I'd like to write a function that knows which group it is running on when called from dplyr::summarise
on a grouped tibble. The best way I can think of to do this is to pass in the grouping variable as a default argument to the function, but I've been unable to find a way to get a default argument to be evaluated in the data mask. I've found one work around that modifies the call, but I'm hoping there's a better way.
I know this is a weird thing to want to do, so let me try to explain why I think I need to do it. This is for the srvyr
package which wraps survey
package functions in dplyr
syntax. Up to now, srvyr's methods for summarise()
don't call the dplyr methods, but instead it rewrite them. However, this has been a major source of bugs and also I believe prevents it from allowing dplyr::across()
to work. I'm hoping to rewrite so that I'm using the dplyr methods, but for grouped surveys I'll need some way to subset the survey weights per group. The user does not specify thes weights in each function call, though, they are defined as part of the survey object.
Here's some code that I think shows what I'm trying to do better than I can write down in words.
suppressPackageStartupMessages({
library(dplyr)
library(rlang)
})
options(dplyr.summarise.inform = FALSE)
df <- tibble(
val = 1:4,
grp = c("a", "a", "b", "b")
)
# this works...
custom_sum <- function(x, group) {
sum(case_when(
group == "a" ~ x * 1,
group == "b" ~ x * 2
))
}
df %>%
group_by(grp) %>%
summarize(wt_val = custom_sum(val, grp))
#> # A tibble: 2 x 2
#> grp wt_val
#> <chr> <dbl>
#> 1 a 3
#> 2 b 14
# But I want to the 2nd argument to get a default value from the data mask.
# I've tried various default values for group:
# - .data pronoun (shown below)
# - quo, sym, expr with and without unquoting
custom_sum2 <- function(x, group = .data[["grp"]]) {
sum(case_when(
group == "a" ~ x * 1,
group == "b" ~ x * 2
))
}
df %>%
group_by(grp) %>%
summarize(wt_val = custom_sum2(val))
#> Error: Problem with `summarise()` input `wt_val`.

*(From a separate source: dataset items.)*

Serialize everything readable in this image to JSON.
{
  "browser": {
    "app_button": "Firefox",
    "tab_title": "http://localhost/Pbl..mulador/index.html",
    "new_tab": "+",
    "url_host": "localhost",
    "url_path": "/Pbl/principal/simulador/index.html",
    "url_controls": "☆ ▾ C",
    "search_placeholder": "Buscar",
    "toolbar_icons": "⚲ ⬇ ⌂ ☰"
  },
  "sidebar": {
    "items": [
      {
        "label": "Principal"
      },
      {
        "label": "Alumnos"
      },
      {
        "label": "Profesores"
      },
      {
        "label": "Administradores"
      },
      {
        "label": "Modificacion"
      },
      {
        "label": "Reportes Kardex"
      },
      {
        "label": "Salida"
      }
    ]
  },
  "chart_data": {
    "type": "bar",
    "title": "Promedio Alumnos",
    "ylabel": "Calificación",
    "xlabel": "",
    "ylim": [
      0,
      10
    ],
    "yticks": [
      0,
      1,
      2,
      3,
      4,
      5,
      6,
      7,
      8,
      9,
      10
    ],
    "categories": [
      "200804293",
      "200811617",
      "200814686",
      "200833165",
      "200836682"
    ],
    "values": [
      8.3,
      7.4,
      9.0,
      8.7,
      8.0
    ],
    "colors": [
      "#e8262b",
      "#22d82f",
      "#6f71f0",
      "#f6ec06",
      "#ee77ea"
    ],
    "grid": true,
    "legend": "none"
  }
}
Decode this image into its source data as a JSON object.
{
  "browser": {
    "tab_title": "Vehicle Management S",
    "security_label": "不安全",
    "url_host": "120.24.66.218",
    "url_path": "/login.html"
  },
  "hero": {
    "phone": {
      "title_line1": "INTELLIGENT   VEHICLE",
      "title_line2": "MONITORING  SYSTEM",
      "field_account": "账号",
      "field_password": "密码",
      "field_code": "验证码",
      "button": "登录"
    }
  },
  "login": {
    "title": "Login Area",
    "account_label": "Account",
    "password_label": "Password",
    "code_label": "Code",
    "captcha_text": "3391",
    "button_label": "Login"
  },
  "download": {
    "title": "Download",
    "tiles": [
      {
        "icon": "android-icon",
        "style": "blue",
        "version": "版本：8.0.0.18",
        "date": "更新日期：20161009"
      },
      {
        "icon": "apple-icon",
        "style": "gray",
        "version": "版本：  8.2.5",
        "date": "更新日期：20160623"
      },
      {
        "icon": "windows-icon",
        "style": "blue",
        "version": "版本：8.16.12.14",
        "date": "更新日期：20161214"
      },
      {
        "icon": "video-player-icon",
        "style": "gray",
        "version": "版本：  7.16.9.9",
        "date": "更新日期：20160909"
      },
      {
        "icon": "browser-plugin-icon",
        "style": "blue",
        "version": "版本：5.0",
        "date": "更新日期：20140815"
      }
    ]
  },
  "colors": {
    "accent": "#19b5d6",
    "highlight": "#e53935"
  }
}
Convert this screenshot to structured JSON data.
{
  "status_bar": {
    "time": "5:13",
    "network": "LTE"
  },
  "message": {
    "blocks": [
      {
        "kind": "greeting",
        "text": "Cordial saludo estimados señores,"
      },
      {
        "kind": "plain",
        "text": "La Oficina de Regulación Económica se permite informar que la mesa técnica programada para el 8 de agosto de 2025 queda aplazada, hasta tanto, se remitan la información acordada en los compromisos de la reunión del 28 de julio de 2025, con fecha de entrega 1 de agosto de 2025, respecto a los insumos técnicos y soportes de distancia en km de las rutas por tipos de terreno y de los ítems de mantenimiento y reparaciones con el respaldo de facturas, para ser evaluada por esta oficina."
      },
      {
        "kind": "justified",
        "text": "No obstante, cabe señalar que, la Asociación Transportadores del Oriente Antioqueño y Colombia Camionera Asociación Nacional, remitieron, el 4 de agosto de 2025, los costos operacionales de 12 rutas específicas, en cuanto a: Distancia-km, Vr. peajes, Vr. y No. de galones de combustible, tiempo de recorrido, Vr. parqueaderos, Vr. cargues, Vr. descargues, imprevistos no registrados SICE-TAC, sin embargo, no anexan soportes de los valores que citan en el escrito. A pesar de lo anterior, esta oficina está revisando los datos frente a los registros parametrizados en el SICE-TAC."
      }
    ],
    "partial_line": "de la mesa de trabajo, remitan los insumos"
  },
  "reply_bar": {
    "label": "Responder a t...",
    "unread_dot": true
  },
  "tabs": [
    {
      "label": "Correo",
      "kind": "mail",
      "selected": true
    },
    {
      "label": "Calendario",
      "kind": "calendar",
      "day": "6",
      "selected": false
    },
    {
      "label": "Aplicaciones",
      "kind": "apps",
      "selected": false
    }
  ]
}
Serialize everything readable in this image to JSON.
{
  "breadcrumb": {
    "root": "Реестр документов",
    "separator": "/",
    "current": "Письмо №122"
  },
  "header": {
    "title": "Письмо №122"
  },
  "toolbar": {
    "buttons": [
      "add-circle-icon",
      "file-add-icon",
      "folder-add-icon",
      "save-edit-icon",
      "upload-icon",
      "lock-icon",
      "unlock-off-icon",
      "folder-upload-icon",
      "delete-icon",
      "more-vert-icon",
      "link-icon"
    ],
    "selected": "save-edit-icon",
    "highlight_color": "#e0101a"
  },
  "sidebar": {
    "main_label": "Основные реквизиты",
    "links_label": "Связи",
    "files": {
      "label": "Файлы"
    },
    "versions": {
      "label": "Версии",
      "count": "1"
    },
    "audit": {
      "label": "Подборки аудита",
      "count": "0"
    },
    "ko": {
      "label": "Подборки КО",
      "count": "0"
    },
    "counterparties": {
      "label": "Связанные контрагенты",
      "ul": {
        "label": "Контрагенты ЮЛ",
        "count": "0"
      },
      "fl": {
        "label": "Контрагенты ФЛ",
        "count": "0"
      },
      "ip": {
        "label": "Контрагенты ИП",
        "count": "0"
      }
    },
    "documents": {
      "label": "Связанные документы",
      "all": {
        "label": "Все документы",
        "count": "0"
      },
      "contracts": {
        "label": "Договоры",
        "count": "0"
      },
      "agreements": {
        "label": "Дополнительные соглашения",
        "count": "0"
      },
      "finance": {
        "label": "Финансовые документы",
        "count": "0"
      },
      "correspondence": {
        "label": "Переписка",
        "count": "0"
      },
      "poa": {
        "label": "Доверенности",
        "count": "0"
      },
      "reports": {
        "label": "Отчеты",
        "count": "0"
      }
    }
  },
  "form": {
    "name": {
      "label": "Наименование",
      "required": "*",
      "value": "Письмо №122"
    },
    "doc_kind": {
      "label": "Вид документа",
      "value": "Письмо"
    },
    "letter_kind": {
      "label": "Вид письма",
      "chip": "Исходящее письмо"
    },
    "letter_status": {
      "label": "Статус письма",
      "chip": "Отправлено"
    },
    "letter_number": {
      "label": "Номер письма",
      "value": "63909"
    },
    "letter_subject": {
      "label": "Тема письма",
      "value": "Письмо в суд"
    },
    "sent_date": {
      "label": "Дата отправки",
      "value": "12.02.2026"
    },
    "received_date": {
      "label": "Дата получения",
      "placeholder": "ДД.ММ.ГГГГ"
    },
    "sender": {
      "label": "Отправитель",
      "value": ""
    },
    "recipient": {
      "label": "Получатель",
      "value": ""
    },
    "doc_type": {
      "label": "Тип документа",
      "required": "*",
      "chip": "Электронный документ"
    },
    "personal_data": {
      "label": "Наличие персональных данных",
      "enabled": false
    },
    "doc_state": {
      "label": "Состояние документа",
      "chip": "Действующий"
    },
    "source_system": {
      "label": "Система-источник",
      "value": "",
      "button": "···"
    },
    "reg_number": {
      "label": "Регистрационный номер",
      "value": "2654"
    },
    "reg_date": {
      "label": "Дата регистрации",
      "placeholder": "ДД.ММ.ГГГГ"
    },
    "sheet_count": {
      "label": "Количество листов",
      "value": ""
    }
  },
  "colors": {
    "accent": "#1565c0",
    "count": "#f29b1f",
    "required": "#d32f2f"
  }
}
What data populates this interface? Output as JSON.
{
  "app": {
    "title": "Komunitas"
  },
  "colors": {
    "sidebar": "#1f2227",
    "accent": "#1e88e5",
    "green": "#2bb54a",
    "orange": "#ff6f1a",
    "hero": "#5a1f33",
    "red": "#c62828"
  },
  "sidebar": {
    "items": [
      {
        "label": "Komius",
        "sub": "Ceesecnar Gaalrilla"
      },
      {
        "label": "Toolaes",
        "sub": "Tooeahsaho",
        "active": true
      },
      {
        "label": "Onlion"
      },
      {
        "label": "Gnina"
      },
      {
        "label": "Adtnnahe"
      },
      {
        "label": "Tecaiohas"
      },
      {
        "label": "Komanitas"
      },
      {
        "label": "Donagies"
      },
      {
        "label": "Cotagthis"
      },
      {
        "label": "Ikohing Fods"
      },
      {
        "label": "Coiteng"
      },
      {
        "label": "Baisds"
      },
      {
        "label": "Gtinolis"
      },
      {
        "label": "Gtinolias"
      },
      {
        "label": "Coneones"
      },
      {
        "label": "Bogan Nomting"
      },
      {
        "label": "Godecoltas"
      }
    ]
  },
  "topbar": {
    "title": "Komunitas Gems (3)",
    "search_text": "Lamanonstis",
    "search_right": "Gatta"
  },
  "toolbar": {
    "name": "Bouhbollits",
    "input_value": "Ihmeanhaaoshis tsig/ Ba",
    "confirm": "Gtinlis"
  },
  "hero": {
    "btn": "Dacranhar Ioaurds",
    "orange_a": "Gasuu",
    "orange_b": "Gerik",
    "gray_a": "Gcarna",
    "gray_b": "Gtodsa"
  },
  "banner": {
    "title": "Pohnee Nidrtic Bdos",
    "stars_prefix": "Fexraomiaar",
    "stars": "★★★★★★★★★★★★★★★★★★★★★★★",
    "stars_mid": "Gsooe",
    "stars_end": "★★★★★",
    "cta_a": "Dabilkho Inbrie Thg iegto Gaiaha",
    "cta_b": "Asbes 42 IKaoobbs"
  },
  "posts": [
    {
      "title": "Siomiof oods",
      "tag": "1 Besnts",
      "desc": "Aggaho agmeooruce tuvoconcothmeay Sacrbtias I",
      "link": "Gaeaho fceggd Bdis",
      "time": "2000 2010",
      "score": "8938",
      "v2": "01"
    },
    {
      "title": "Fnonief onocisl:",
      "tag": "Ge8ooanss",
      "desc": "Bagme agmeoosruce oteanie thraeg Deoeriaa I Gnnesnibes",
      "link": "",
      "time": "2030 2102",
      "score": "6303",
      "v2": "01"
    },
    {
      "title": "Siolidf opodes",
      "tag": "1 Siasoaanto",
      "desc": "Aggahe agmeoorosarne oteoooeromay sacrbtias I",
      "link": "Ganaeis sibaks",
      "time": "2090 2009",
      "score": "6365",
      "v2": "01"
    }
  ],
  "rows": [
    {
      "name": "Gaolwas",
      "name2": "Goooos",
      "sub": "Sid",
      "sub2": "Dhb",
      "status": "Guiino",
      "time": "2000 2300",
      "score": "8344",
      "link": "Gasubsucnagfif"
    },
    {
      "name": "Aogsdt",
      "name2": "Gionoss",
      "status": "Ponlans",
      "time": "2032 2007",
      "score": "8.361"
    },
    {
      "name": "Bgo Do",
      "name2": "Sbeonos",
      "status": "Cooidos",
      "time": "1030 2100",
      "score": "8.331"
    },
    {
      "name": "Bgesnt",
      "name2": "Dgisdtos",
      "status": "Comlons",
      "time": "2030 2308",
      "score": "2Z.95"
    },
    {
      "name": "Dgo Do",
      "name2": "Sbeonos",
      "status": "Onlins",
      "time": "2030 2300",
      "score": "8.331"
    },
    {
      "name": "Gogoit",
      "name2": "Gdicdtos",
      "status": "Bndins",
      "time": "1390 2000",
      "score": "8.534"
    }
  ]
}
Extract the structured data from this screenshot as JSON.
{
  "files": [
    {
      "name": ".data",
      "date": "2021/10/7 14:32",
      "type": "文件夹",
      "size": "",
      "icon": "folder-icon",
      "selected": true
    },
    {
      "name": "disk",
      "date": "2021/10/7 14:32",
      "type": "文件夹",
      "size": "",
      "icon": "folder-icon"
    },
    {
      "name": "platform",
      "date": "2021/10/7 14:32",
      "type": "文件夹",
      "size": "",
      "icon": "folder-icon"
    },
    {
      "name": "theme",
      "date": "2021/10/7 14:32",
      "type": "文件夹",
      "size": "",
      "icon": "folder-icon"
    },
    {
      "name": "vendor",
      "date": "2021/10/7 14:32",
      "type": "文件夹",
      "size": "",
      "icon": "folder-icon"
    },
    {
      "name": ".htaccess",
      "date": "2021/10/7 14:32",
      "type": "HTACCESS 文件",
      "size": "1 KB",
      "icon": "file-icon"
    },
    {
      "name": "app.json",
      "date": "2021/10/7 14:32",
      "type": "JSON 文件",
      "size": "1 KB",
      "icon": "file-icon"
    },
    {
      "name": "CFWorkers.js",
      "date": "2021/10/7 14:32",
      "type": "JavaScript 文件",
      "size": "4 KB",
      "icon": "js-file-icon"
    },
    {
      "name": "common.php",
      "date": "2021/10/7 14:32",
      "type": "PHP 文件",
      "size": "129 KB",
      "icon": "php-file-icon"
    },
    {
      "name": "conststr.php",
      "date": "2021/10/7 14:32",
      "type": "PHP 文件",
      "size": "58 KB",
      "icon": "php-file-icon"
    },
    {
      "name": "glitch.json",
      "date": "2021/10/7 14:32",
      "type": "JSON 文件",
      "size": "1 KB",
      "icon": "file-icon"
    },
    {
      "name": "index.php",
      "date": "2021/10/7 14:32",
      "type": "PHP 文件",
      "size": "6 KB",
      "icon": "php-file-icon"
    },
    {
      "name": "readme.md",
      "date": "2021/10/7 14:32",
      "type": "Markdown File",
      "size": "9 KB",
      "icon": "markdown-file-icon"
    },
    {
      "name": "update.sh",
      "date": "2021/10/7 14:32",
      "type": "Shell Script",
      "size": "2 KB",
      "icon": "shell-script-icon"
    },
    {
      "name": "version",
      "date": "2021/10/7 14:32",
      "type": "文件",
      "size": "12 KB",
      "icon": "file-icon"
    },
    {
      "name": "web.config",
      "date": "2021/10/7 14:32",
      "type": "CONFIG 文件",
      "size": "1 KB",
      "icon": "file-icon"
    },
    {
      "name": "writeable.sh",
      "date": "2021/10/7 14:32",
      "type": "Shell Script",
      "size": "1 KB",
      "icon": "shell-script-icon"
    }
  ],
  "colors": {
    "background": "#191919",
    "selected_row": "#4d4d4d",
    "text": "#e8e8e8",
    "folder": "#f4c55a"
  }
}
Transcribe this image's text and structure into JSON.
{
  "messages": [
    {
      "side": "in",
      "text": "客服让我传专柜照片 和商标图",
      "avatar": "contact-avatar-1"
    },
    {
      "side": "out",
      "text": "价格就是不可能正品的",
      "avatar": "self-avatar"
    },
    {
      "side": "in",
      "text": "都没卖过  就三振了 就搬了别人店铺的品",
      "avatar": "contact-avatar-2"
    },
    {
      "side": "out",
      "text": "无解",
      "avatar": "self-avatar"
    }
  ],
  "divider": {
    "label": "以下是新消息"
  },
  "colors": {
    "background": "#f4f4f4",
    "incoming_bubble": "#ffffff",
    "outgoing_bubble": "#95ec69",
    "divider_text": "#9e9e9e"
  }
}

#> x `group == "a" ~ x * 1`, `group == "b" ~ x * 2` must be length 0 or one, not 2.
#> Backtrace:
#> █
#> 1. ├─df %>% group_by(grp) %>% summarize(wt_val = custom_sum2(val))
#> 2. │ ├─base::withVisible(eval(quote(`_fseq`(`_lhs`)), env, env))
#> 3. │ └─base::eval(quote(`_fseq`(`_lhs`)), env, env)
#> 4. │ └─base::eval(quote(`_fseq`(`_lhs`)), env, env)
#> 5. │ └─`_fseq`(`_lhs`)
#> 6. │ └─magrittr::freduce(value, `_function_list`)
#> 7. │ ├─base::withVisible(function_list[[k]](value))
#> 8. │ └─function_list[[k]](value)
#> 9. │ ├─dplyr::summarize(., wt_val = custom_sum2(val))
#> 10. │ └─dplyr:::summarise.grouped_df(., wt_val = custom_sum2(val))
#> 11. │ └─dplyr:::summarise_cols(.data, ...)
#> 12. │ ├─base::tryCatch(...)
#> 13. │ │ └─base:::tryCatchList(expr, classes, parentenv, handlers)
#> 14. │ │ └─base:::tryCatchOne(expr, names, parentenv, handlers[[1L]])
#> 15. │ │ └─base:::doTryCatch(return(expr), name, parentenv, handler)
#> 16. │ └─mask$eval_all_summarise(quo)
#> 17. └─global::custom_sum2(val)
#> 18. └─dplyr::case_when(group == "a" ~ x * 1, group == "b" ~ x * 2)
#> 19. └─dplyr:::validate_case_when_length(query, value, fs)
#> 20. └─dplyr:::bad_calls(...)
#> 21. └─dplyr:::glubort(fmt_calls(calls), ..., .envir = .envir)
#> ℹ Input `wt_val` is `custom_sum2(val)`.
#> ℹ The error occured in group 1: grp = "a".
#> Backtrace:
#> █
#> 1. └─df %>% group_by(grp) %>% summarize(wt_val = custom_sum2(val))
#> 2. ├─base::withVisible(eval(quote(`_fseq`(`_lhs`)), env, env))
#> 3. └─base::eval(quote(`_fseq`(`_lhs`)), env, env)
#> 4. └─base::eval(quote(`_fseq`(`_lhs`)), env, env)
#> 5. └─`_fseq`(`_lhs`)
#> 6. └─magrittr::freduce(value, `_function_list`)
#> 7. ├─base::withVisible(function_list[[k]](value))
#> 8. └─function_list[[k]](value)
#> 9. ├─dplyr::summarize(., wt_val = custom_sum2(val))
#> 10. └─dplyr:::summarise.grouped_df(., wt_val = custom_sum2(val))
#> 11. └─dplyr:::summarise_cols(.data, ...)
#> <parent: error/rlang_error>
#> Backtrace:
#> █
#> 1. ├─mask$eval_all_summarise(quo)
#> 2. └─global::custom_sum2(val)
#> 3. └─dplyr::case_when(group == "a" ~ x * 1, group == "b" ~ x * 2)
#> 4. └─dplyr:::validate_case_when_length(query, value, fs)
#> 5. └─dplyr:::bad_calls(...)
#> 6. └─dplyr:::glubort(fmt_calls(calls), ..., .envir = .envir)
# I can modify the call, which kind of works for my purpose,
# but isn't very robust and feels hacky
summarise.custom_tbl <- function(.data, ..., .groups = NULL) {
.dots <- rlang::quos(...)
new_dots <- lapply(.dots, function(dot) {
new_expr <- call_modify(get_expr(dot), group = sym("grp"))
set_expr(dot, new_expr)
})
class(.data) <- setdiff(class(.data), "custom_tbl")
dplyr::summarise(.data, !!!new_dots, .groups = .groups)
}
df %>%
group_by(grp) %>%
structure(., class = c("custom_tbl", class(.))) %>%
summarize(wt_val = custom_sum(val))
#> # A tibble: 2 x 2
#> grp wt_val
#> <chr> <dbl>
#> 1 a 3
#> 2 b 14
Thanks for taking a look!